The motion that Liberal MPP Mary-Margaret McMahon tabled at a meeting of the Standing Committee on Heritage, Infrastructure and Cultural Policy was also supported by NDP MPPs Jennie Stevens and Jill Andrew.
Six PC MPPs voted down her attempt, including Aris Babikian, Vijay Thanigasalam, Graham McGregor, Billy Pang, Sheref Sabawy, and Hardeep Singh Grewal.
McMahon's motion called for a series of meetings to be held during the first two weeks of the fall sitting. MPPs are due to return to regular legislative business on Sept. 25.

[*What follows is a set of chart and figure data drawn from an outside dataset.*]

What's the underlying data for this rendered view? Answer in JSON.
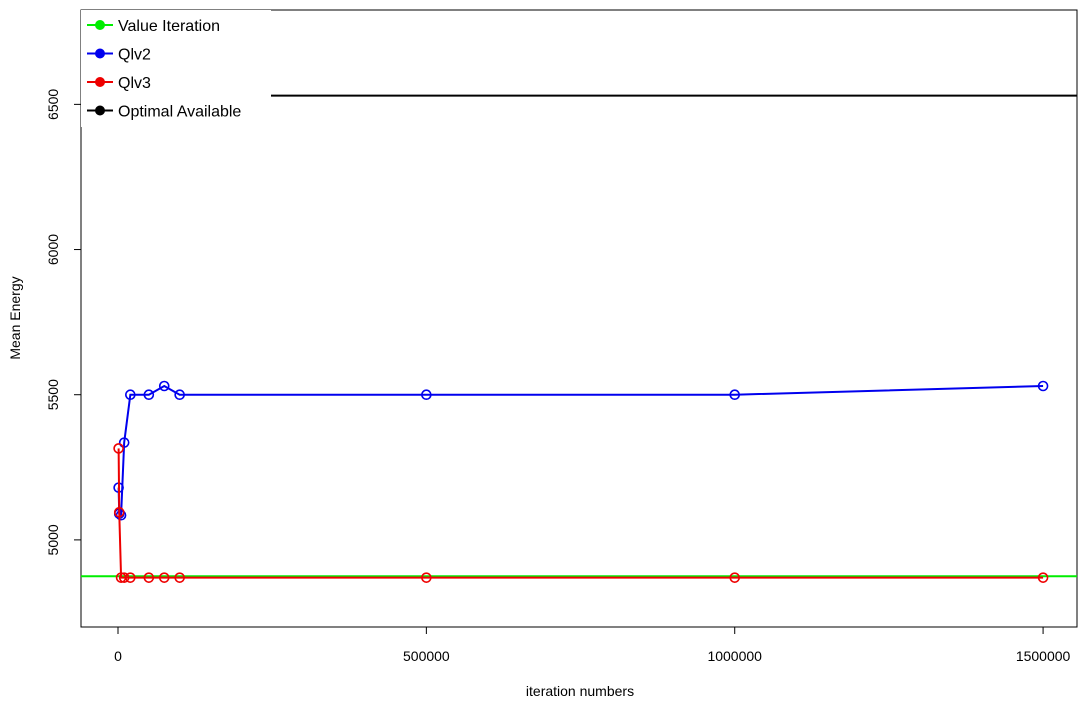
{
  "chart_data": {
    "type": "line",
    "title": "",
    "xlabel": "iteration numbers",
    "ylabel": "Mean Energy",
    "xlim": [
      -60000,
      1555000
    ],
    "ylim": [
      4700,
      6825
    ],
    "x_ticks": [
      0,
      500000,
      1000000,
      1500000
    ],
    "x_tick_labels": [
      "0",
      "500000",
      "1000000",
      "1500000"
    ],
    "y_ticks": [
      5000,
      5500,
      6000,
      6500
    ],
    "y_tick_labels": [
      "5000",
      "5500",
      "6000",
      "6500"
    ],
    "grid": false,
    "legend_position": "top-left",
    "legend": [
      {
        "label": "Value Iteration",
        "color": "#00ee00"
      },
      {
        "label": "Qlv2",
        "color": "#0000ee"
      },
      {
        "label": "Qlv3",
        "color": "#ee0000"
      },
      {
        "label": "Optimal Available",
        "color": "#000000"
      }
    ],
    "series": [
      {
        "name": "Value Iteration",
        "kind": "hline",
        "color": "#00ee00",
        "y": 4875
      },
      {
        "name": "Optimal Available",
        "kind": "hline",
        "color": "#000000",
        "y": 6530
      },
      {
        "name": "Qlv2",
        "kind": "line-points",
        "color": "#0000ee",
        "x": [
          1000,
          2000,
          5000,
          10000,
          20000,
          50000,
          75000,
          100000,
          500000,
          1000000,
          1500000
        ],
        "y": [
          5180,
          5090,
          5085,
          5335,
          5500,
          5500,
          5530,
          5500,
          5500,
          5500,
          5530
        ]
      },
      {
        "name": "Qlv3",
        "kind": "line-points",
        "color": "#ee0000",
        "x": [
          1000,
          2000,
          5000,
          10000,
          20000,
          50000,
          75000,
          100000,
          500000,
          1000000,
          1500000
        ],
        "y": [
          5315,
          5095,
          4870,
          4870,
          4870,
          4870,
          4870,
          4870,
          4870,
          4870,
          4870
        ]
      }
    ]
  }
}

Paula Dill, chair of the Provincial Land Development Facilitator (PLDF), would have also been called to appear for questioning by MPPs, had McMahon's motion passed. The PLDF has been tasked with settling agreements with the developers responsible for building homes on the lands removed from the Greenbelt last year.
McMahon's motion also would have opened the door to the committee calling cabinet office staff and other public servants to appear for questioning at meetings on the Greenbelt land removals.
Over the last month, the Ford government has been consumed by the controversy around the Greenbelt changes that it made last year. Since Aug. 9, two provincial watchdog offices — the auditor general's and integrity commissioner's — have released bombshell reports coming after months-long investigations into the process that led to specific land removed from the Greenbelt.
Both reports found that specific developers who had access to Clark's former chief of staff, Ryan Amato, were advantaged by a deeply flawed and unusual process that Amato led to choose specific land sites for removal from their environmental protections. Bonnie Lysyk, whose 10-year term as auditor general concluded earlier this month, found that developers owning the removed land stand to make upwards of $8.3 billion from the changes.
Both Clark and Amato have resigned amid the controversy.
The issue has also hurt the PCs in the polls.
A survey Pallas Data conducted for The Trillium just before the integrity commissioner's report was released on Aug. 30 found that most Ontarians felt the Ford government's land-selection process was "corrupt."